The Foy firm sent a demand letter to Grady's insurer seeking $2 million to settle the case in 2012. The firm sued Grady in Fulton County Superior Court the following year. Foy, according to the appellate opinion, said in deposition that the decision not to sue Kindred was “a matter of strategy.”

On Jan. 25, 2015, Foy associated in ATLG and provided the case file on a disk, including notice of a status conference set for March 3. Franke would depose that an associate who reviewed the case file overlooked the notice, and no one appeared for Ingram at the conference.

Judge Constance Russell dismissed the case with prejudice for want of prosecution.

Ingram sued Foy, his firm, ATLG, Jaffe and Franke in Fulton County Superior Court in 2016, arguing among other things that their failure to timely sue Kindred and failure to appear at the conference constituted legal malpractice.  

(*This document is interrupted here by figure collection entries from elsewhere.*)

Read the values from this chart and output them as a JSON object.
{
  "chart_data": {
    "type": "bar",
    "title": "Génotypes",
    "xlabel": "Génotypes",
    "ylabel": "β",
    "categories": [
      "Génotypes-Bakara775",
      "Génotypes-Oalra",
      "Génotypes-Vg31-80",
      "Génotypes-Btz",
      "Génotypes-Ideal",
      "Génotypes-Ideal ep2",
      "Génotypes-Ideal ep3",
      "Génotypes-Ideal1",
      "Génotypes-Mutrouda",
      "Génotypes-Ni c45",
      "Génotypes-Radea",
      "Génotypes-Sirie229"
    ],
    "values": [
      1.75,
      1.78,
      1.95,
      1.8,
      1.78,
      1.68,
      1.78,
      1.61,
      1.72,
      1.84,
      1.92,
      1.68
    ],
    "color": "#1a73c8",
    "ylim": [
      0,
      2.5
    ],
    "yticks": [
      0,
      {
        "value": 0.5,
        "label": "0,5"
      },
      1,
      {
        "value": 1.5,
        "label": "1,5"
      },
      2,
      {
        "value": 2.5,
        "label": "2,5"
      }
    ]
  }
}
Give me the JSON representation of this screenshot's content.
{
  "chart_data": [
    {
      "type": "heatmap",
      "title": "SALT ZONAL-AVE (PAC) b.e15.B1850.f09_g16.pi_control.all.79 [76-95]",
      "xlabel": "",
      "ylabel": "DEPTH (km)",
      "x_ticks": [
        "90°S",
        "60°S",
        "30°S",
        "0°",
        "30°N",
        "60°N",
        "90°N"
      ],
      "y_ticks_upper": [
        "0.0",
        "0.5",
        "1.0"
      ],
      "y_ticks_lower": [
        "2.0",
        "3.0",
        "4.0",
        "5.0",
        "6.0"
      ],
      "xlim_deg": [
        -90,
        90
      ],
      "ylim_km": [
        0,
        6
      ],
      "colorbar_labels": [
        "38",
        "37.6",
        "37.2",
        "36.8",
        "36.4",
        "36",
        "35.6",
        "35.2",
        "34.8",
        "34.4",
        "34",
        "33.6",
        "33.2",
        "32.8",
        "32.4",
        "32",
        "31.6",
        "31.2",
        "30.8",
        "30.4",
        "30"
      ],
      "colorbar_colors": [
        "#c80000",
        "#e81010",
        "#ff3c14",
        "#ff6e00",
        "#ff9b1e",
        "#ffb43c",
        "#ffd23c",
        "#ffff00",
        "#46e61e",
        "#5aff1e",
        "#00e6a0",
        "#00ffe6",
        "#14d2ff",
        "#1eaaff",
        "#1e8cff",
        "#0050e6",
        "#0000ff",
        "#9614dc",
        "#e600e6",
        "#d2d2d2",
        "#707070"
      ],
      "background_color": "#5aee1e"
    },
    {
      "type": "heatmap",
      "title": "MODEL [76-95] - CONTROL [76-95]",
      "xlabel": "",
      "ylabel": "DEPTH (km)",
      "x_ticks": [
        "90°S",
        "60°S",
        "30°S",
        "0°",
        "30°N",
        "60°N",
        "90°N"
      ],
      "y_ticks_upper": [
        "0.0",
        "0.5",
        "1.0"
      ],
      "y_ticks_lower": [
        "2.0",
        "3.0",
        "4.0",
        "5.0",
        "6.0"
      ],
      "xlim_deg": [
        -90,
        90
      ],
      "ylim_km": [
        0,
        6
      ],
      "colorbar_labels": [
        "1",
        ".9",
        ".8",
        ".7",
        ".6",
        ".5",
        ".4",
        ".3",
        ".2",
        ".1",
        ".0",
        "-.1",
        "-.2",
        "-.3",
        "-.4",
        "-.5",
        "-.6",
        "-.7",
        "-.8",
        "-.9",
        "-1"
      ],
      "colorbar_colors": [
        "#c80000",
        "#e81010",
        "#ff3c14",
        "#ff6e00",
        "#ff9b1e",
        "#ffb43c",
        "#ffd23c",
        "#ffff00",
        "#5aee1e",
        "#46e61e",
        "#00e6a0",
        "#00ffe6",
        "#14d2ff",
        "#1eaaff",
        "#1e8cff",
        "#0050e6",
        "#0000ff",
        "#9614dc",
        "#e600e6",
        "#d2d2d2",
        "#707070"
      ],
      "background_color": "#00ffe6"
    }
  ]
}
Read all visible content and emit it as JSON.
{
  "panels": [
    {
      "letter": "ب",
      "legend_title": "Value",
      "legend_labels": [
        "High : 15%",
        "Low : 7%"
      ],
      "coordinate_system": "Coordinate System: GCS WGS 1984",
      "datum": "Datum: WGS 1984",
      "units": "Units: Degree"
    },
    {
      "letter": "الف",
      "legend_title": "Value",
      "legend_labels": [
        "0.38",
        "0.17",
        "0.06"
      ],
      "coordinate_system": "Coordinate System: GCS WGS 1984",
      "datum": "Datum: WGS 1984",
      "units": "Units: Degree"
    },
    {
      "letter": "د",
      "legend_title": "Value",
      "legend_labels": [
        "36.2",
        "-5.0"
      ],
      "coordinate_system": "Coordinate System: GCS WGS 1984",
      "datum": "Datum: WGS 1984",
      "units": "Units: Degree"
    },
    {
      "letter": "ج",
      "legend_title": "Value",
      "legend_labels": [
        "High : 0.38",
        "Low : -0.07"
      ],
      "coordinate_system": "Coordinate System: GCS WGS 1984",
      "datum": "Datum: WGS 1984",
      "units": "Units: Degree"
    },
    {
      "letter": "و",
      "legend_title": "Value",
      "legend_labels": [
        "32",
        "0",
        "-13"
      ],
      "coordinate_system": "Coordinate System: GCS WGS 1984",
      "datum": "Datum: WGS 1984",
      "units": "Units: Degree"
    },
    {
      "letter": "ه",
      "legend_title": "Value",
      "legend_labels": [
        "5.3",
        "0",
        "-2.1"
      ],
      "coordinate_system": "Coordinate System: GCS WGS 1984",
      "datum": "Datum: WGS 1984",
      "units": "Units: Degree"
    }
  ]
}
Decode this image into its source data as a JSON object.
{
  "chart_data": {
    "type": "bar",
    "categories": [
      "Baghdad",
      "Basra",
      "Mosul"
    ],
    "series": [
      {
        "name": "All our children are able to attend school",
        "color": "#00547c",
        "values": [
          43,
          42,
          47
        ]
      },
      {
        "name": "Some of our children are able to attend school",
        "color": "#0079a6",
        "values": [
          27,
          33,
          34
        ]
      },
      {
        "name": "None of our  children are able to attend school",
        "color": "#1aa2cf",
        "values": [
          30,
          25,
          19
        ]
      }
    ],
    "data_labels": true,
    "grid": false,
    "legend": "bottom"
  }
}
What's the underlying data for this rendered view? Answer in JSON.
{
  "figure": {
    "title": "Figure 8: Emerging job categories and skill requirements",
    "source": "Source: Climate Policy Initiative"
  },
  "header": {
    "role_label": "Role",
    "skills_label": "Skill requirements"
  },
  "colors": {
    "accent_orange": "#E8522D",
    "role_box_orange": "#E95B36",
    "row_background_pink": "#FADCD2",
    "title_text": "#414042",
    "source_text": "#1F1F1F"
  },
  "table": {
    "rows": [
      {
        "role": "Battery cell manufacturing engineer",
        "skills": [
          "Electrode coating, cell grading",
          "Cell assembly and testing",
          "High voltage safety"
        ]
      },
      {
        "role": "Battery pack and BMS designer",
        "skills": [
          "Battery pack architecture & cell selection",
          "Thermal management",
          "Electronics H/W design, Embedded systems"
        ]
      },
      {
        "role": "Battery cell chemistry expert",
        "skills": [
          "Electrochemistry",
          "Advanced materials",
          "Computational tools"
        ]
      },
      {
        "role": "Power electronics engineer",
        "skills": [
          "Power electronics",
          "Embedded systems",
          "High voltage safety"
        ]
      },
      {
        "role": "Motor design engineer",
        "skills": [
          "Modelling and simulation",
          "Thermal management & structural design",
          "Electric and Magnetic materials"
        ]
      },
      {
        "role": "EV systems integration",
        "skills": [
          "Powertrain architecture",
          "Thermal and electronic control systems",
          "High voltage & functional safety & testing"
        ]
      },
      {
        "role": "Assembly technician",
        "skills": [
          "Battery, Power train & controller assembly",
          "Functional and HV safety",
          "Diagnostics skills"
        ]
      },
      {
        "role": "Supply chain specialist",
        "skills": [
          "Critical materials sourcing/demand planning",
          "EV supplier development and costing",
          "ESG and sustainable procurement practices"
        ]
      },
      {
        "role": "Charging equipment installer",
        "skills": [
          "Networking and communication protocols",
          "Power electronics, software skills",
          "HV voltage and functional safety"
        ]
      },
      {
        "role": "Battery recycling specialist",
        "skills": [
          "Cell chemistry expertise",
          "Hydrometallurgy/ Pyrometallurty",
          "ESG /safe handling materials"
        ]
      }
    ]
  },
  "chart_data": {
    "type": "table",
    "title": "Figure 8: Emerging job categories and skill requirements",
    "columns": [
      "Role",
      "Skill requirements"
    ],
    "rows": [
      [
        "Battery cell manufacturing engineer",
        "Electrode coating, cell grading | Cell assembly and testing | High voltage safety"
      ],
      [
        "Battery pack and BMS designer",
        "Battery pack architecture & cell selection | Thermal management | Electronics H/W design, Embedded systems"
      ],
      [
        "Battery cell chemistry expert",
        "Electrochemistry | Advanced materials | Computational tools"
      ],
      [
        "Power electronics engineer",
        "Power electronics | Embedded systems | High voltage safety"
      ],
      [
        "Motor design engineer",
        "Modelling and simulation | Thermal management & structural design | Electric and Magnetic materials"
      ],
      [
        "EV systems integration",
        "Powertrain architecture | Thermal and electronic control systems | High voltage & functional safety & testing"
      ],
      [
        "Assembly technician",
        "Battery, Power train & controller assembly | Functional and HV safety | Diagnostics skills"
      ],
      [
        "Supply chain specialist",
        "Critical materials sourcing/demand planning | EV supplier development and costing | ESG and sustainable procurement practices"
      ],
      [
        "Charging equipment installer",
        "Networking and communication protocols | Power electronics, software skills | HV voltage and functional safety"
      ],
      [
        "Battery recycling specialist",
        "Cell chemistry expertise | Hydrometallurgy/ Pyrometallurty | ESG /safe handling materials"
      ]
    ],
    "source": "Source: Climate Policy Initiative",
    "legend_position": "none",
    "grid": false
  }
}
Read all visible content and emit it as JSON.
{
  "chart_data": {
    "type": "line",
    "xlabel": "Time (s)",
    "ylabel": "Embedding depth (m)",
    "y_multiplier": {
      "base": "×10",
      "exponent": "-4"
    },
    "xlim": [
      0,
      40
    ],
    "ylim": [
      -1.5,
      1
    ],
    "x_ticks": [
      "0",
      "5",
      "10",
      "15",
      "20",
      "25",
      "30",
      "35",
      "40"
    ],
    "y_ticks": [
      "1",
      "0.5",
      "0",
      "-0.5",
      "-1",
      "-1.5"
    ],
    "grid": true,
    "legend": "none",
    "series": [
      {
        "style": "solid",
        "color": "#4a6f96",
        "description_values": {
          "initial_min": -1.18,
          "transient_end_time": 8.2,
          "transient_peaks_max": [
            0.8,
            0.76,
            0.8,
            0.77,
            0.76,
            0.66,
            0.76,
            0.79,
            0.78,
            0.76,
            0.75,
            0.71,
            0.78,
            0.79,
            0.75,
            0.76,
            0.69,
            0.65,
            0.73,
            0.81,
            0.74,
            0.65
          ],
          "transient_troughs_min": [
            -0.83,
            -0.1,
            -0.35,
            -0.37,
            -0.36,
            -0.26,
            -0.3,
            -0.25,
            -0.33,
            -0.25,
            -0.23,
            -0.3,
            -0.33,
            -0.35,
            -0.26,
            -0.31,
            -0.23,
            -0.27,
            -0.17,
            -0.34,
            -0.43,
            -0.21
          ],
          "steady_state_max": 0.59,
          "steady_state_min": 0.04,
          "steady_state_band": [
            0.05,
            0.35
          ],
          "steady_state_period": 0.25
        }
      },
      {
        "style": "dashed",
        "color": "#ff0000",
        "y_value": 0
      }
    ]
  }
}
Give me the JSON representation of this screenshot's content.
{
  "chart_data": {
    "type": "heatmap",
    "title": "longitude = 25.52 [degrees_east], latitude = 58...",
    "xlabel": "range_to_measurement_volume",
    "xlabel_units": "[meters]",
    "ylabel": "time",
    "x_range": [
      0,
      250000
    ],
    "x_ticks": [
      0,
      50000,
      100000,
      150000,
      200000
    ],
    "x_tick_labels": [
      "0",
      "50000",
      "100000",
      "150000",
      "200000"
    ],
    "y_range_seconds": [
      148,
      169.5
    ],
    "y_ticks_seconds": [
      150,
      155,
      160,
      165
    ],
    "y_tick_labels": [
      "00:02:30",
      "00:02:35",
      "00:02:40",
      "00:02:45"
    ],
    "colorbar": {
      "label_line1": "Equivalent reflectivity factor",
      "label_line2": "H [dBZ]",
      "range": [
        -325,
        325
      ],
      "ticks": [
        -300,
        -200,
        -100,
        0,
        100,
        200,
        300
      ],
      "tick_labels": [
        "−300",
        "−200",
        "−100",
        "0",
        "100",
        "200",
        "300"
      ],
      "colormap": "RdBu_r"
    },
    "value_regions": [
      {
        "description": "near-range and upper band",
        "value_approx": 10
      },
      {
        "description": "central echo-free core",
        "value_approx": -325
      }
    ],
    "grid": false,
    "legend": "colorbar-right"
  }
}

Ruling on summary judgment in December 2016, now-retired Fulton Superior Court Judge Jerry Baxter dismissed the claims against the defendants and granted partial summary judgment to the ATLG defendants.

The Court of Appeals upheld Baxter in an unreported opinion in March.

The 13-page opinion, penned by Judge John Ellington with the concurrence of Judges Gary Andrews and Brian Rickman, said the Foy firm was within its professional duties in deciding whom to sue. (Andrews retired from the court in June.)

“Because the undisputed evidence in this case shows that the decision to bring suit only against Grady was a tactical decision made in the exercise of professional judgment, the appellant's legal malpractice action against the Foy firm is barred by the doctrine of judgmental immunity,” Ellington wrote.

As to ATLG, while “the firm conceded that triable issues remain regarding whether its lawyers' negligence caused or contributed to the dismissal of Ingram's suit against Grady,” there was no evidence that Grady's alleged negligence was the cause of Ingram's injuries at Kindred.

“If Ingram cannot prove that she would have recovered against Grady for the Kindred damages in the underlying negligence action, then she cannot recover against the Jaffe firm” for those damages, the opinion said.

The Georgia Supreme Court declined to hear Ingram's appeal last month.  

The judge now handling the case, Jane Barwick, entered the remittitur order last week.

The only issue remaining is the damages Ingram's estate should have recovered for her injuries in the fall if the case against Grady had not been dismissed, Okonkwo said.

“The med-mal case is gone, but the wheelchair falling on top of her is what's left,” he said.